Taylor Scott International

Taylor Scott International

Taylor Scott International believes that clean energy can be profitable.

Pending regulatory approval, Taylor Scott International is actively scouting for locations to build a 10MW “off grid” solar power plant in Kenya. The US$20,000,000 project will generate affordable electricity for thousands of families living in rural areas.

“With a conservative estimate of Kenya Power inflation of five per cent per year, the project will be paid off in about six or seven years. If Kenya Power inflation rates are higher, it will be five years or so,” said Mr. Brendan Hannigan, Managing Director for Taylor Scott International in east Africa.

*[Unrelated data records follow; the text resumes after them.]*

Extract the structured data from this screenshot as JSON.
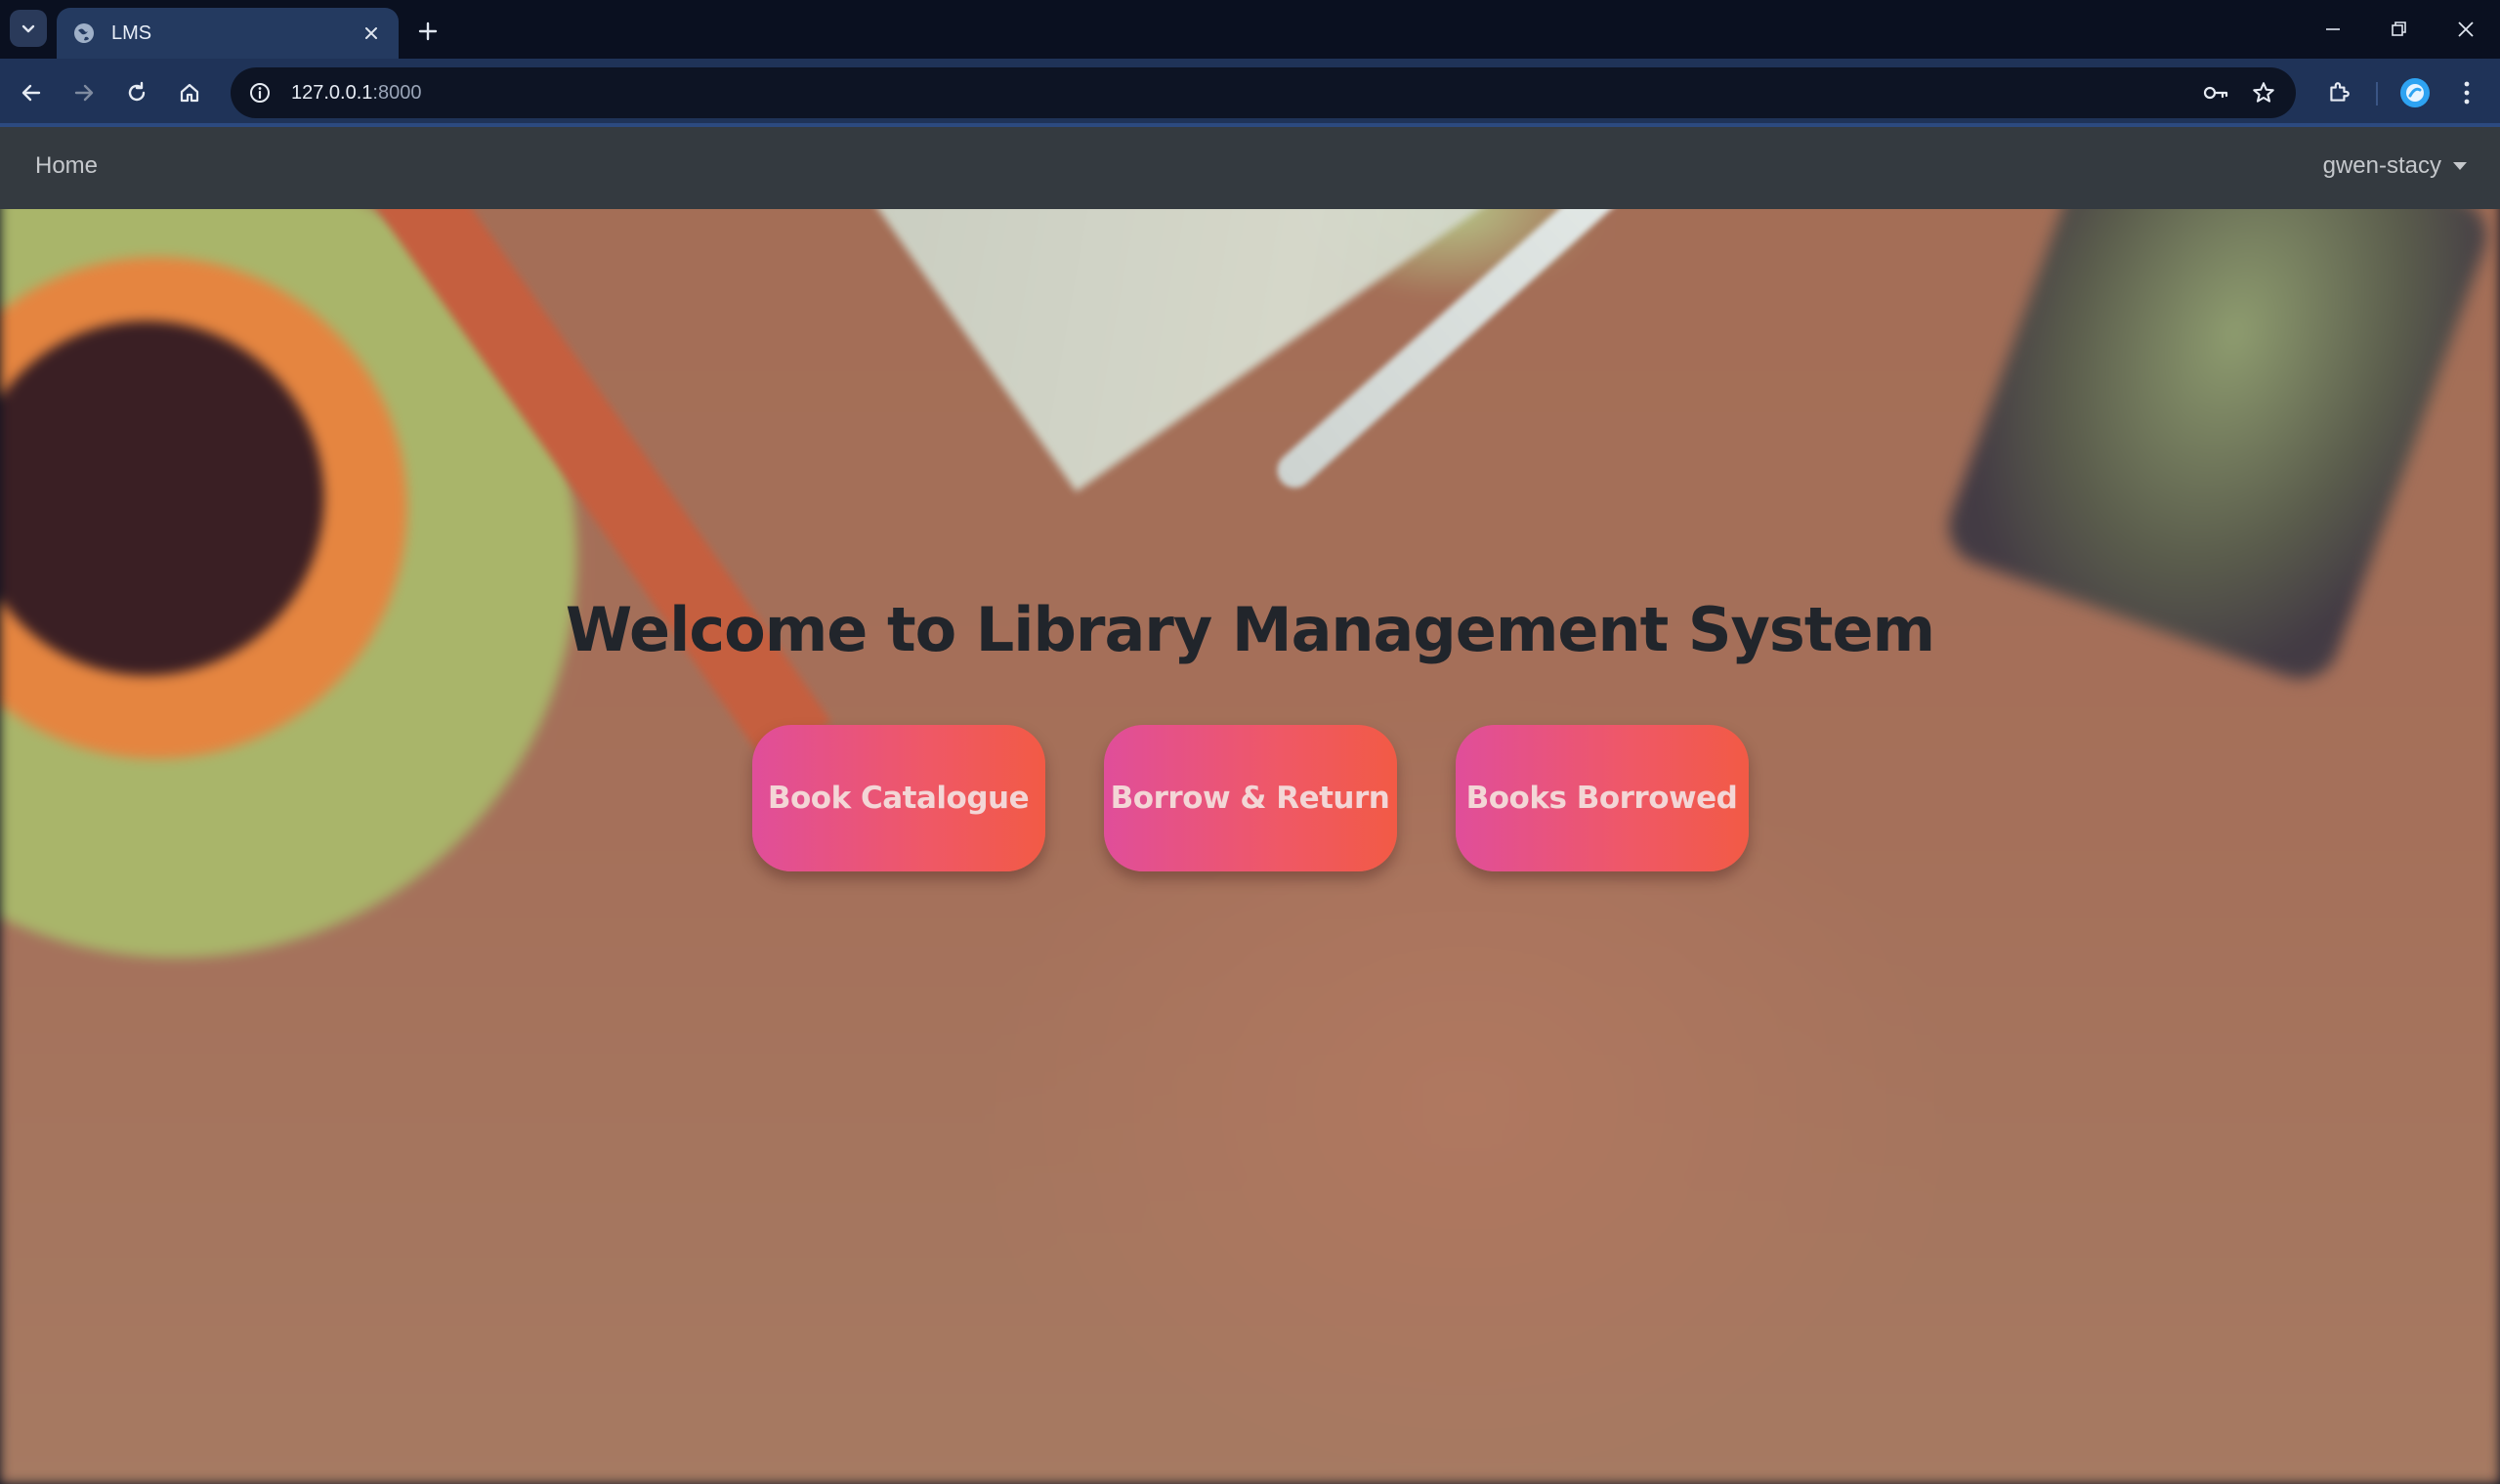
{
  "browser": {
    "tab_title": "LMS",
    "url_host": "127.0.0.1",
    "url_port": ":8000",
    "accent_color": "#243a60"
  },
  "icons": {
    "tab_search": "chevron-down-icon",
    "favicon": "globe-icon",
    "tab_close": "close-icon",
    "new_tab": "plus-icon",
    "back": "arrow-left-icon",
    "forward": "arrow-right-icon",
    "reload": "reload-icon",
    "home": "home-icon",
    "site_info": "info-icon",
    "password": "key-icon",
    "bookmark": "star-icon",
    "extensions": "puzzle-icon",
    "profile": "profile-icon",
    "menu": "more-vert-icon"
  },
  "navbar": {
    "home_label": "Home",
    "user_label": "gwen-stacy"
  },
  "hero": {
    "title": "Welcome to Library Management System",
    "buttons": [
      {
        "label": "Book Catalogue"
      },
      {
        "label": "Borrow & Return"
      },
      {
        "label": "Books Borrowed"
      }
    ]
  },
  "colors": {
    "navbar_bg": "#343a40",
    "button_gradient_start": "#e04e9a",
    "button_gradient_end": "#f25a45",
    "title_color": "#21252b"
  }
}
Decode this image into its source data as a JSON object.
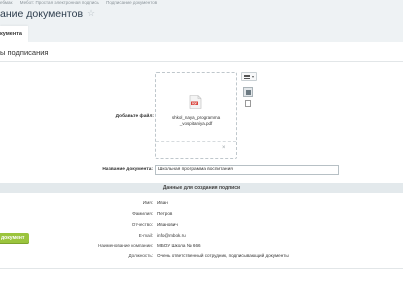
{
  "breadcrumb": [
    "ебмак",
    "Мебот: Простая электронная подпись",
    "Подписание документов"
  ],
  "page": {
    "title": "ание документов",
    "star": "☆"
  },
  "tab": {
    "label": "кумента"
  },
  "section": {
    "title": "ы подписания"
  },
  "upload": {
    "label": "Добавьте файл:",
    "file_name_line1": "shkol_naya_programma",
    "file_name_line2": "_vospitaniya.pdf",
    "file_badge": "PDF",
    "remove": "×",
    "menu_caret": "▾"
  },
  "doc_name": {
    "label": "Название документа:",
    "value": "Школьная программа воспитания"
  },
  "signature": {
    "heading": "Данные для создания подписи",
    "fields": [
      {
        "label": "Имя:",
        "value": "Иван"
      },
      {
        "label": "Фамилия:",
        "value": "Петров"
      },
      {
        "label": "Отчество:",
        "value": "Иванович"
      },
      {
        "label": "E-mail:",
        "value": "info@mbok.ru"
      },
      {
        "label": "Наименование компании:",
        "value": "МБОУ Школа № 666"
      },
      {
        "label": "Должность:",
        "value": "Очень ответственный сотрудник, подписывающий документы"
      }
    ]
  },
  "submit": {
    "label": "документ"
  },
  "colors": {
    "accent_green": "#9bc43d",
    "band": "#e3e9ec",
    "pdf_red": "#d9453d"
  }
}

Earlier this year, the region’s largest operating solar plant, a 72 kilowatt plant for Uhuru Flowers based in Laikipia County in Kenya, was commissioned.

Additional planned, medium and large scale solar power projects include a 30 kW project by Red Lands Roses farm in Ruiru, a 4.1MW project by the upcoming Garden City along Thika superhighway, and projects by Strathmore University and shopping malls.

According to Taylor Scott International, Africa’s biggest operational solar power plant is the 15MW plant in Mauritania. South Africa’s state owned utility company Eskom is seeking to develop a 115MW solar power plant to be operational by end of 2014.

Demand for renewable energy is driven by Kenya’s continuing economic growth, resulting in a middle class that is spending more, and an expanding informal business sector.

For example, in the years 2005-2011, Kenya Power connected more people to the national grid than the country had been able to do in the first 45 years of Independence!

Taylor Scott International estimates that between 2013 and 2018, the region will need to invest $14 billion to meet its electricity needs, with the total spending over the next 20 years expected to rise to $64 billion, or nearly half the region’s economy.

KenGen alone plans to invest $4.5 billion in either putting up or expanding power plants in the next five years, while Kenya Power is also planning to spend millions of dollars in expanding its distribution network.

Over the past 10 years, the East African region has made more investments in the energy sector than it had in the previous 50 years.

In Tanzania, the government has announced plans to jointly develop a 400MW gas powered plant with Symbion, a US company.

Taylor Scott Energy is a wholly owned subsidiary of Taylor Scott International PTE. LTD.